Tuesday, January 27, 2009

Churches AROUND THE COUNTRY Pray For Obama's Success!!!

INDIANOLA, Miss. - On the first Sunday after Barack Obama was sworn in, congregants at black churches throughout the Mississippi Delta prayed for his success, but cautioned that change would likely come slowly.

"We have not arrived simply because we have a black president," said Bill Steen, 57, a church deacon and son of a sharecropper, who lives in a neighborhood of rutted streets and tumbledown houses.

"What I like about him is that he is realistic, and will select people who can help bring change from anywhere he can," said Shirley Hamilton, 66, a retired school administrator. "But we have big issues," she conceded.

Here in the "Black Belt," the Southern cradle of black America, historical patterns of poverty, substandard schools and other social ills temper hopes that the election of an African-American president can swiftly end the nation's racial inequities.



The Rev. David Matthews, 88, who attended Morehouse College with the Rev. Martin Luther King Jr., says many social challenges taken up by his old school colleagues still plague Delta residents despite Mississippi having more black elected officials than any other state.

"We can't just depend on the fact that we have black elected officials," said Matthews, pastor of Indianola's Bell Grove Baptist Church. "A black president can't do it alone but can help us a whole lot if we are willing to do for ourselves."

Indianola, the cotton-growing hometown of bluesman B.B. King, which has been shedding population since the fields were mechanized in the 1950s, lost one of its last major employers in 2001, when an equipment factory shut down.

Kenneth Johnson, a University of New Hampshire demographer who studies patterns of poverty, said Obama faces sharp income inequities in many of the same communities that were impoverished when President Lyndon Johnson called for a war on poverty in 1964.

A map of United States counties where child poverty has remained above 20 percent since at least 1970 forms an almost unbroken line that cuts through the heart of the Black Belt, Southern states whose slave and sharecropping economies left them with disproportionately large numbers of blacks with few skills and little education.

In Sunflower County, Miss., which is home to Indianola, 43.3 percent of black families live in poverty, compared with 7 percent of white families, according to the U.S. Census Bureau. (In Nassau, 8.8 percent of black families and 2.2 percent of white families live in poverty, according to the Census. In Suffolk, 8.1 percent of black families and 3.1 percent of white families live in poverty.)

"When you look at the maps, the communities with persistent poverty are the same communities Bobby Kennedy visited when he was running for president 40 years ago," Johnson said, referring to Kennedy's 1967 tour of the Mississippi Delta.

The Rev.
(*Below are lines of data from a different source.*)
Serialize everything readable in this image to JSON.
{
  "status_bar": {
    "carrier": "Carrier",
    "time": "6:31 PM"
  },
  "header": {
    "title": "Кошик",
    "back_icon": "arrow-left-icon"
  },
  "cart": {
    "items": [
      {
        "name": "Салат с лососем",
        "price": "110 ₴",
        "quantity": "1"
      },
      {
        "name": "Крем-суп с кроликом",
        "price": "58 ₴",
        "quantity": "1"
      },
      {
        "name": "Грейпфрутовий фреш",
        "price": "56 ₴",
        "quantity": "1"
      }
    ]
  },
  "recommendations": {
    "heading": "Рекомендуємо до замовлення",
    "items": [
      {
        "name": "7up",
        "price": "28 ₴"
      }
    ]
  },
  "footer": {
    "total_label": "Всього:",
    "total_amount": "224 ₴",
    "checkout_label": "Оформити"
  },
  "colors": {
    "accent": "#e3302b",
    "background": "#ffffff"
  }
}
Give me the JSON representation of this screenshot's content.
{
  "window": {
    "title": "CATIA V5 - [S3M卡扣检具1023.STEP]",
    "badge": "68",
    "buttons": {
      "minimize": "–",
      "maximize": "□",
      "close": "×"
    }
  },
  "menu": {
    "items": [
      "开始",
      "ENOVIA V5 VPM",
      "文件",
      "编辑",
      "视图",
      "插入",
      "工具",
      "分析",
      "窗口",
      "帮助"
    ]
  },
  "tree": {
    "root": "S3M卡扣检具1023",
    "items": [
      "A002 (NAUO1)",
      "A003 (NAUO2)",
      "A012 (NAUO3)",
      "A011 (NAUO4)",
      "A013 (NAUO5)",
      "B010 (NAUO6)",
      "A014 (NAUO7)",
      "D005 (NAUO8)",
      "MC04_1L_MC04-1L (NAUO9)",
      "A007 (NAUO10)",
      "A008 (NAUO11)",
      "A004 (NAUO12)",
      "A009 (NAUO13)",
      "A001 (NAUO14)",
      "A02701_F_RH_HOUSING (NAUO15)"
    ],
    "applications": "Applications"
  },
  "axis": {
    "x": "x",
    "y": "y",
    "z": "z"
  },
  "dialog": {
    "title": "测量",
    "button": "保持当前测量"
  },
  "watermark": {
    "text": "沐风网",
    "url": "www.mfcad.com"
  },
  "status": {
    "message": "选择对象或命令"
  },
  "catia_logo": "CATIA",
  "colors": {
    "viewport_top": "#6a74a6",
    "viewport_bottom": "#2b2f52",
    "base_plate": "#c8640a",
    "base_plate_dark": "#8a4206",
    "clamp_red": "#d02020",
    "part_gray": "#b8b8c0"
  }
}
Jesse King, a local high school teacher who is president of the NAACP in neighboring Washington County, said despite the hopes raised among many African-Americans by Obama's election, many of the most vexing problems facing impoverished communities would take years to budge even if Obama were able to focus on them exclusively.

But King said watching Obama's yearlong surge toward the presidency has cultivated among his students a growing belief that merit can bring success.

"It happened for Obama. His children actually live in the White House," King said. "It inspires our students."